You might be able to use the NiCd charger to put charging current into the battery. It's the part where you "wait until finished" that the problem arises. The charge termination schemes (when to automatically stop charging) will be different. For lead-acid, probably switching from current-limit mode to voltage-limit mode at some maximum safe charging voltage. For NiCd/NiMH, watching the voltage for where it goes "over the hill" from increasing to decreasing, and/or the temperature rises quickly. Plus some other safety features, such as timeout, over/under-voltage, over/under-temperature, etc.
If you put the wrong chemistry on the charger it may never see what it's looking for to cease charging, because the battery behaves differently (voltage graphed over time has a different pattern). It could keep charging literally until the battery explodes. If you understand what the battery requires, and what the charger does, you might be able to use it anyway, to the extent you can manually observe and terminate charging as appropriate. You're risking destroying the battery, but in some cases getting a partial charge right now is more valuable than a longer lifespan later.
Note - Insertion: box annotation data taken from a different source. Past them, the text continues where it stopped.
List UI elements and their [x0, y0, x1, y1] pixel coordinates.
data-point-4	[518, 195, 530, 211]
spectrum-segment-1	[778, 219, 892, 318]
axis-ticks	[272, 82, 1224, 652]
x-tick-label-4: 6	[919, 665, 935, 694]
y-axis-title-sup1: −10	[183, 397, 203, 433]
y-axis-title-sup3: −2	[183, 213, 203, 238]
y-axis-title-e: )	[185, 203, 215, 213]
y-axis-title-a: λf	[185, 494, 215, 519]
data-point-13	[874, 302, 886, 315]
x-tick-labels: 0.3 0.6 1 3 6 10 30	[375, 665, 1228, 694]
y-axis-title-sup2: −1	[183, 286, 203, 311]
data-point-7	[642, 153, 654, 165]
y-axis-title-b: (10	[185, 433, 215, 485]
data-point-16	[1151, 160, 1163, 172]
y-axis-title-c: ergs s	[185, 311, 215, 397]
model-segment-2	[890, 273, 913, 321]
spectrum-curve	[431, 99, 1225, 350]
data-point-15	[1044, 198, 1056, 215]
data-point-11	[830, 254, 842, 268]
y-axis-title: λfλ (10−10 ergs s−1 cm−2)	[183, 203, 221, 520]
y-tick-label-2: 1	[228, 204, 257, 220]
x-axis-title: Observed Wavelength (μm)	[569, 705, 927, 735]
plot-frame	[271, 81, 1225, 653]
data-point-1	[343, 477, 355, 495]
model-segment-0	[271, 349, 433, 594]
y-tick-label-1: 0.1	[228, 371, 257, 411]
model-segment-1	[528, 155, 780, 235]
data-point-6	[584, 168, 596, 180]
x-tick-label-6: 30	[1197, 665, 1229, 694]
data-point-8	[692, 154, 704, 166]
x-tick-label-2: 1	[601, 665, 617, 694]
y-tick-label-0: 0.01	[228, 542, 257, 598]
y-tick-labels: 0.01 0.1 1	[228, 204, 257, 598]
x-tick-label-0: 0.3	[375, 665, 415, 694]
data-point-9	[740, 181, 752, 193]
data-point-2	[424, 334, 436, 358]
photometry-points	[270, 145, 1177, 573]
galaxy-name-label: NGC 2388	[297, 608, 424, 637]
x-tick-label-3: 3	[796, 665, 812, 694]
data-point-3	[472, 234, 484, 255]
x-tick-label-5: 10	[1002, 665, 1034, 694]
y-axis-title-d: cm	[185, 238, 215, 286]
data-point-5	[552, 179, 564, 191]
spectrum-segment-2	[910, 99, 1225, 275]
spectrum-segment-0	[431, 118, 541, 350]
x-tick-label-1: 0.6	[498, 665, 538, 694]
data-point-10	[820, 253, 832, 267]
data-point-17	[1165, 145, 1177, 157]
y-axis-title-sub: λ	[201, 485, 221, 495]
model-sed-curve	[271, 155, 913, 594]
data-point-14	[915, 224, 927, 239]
Your stated goal is measuring the capacity of the battery, rather than, say, getting enough charge back into your car battery so you can start the car and drive it around to finish recharging. If all you wanted to do was get "some" charge into the battery, considering you already know it's discharged, you could probably let it charge from your 2A source for "a while" and disconnect it manually after some time considerably less than (64A-hr/2A)=32hr, say 8-12 hours, watching with a voltmeter that the voltage doesn't exceed the maximum safe voltage and disconnecting early if it does. For your purposes of getting the battery fully charged and discharging to measure capacity, you'd want a proper charge termination scheme, which you don't have.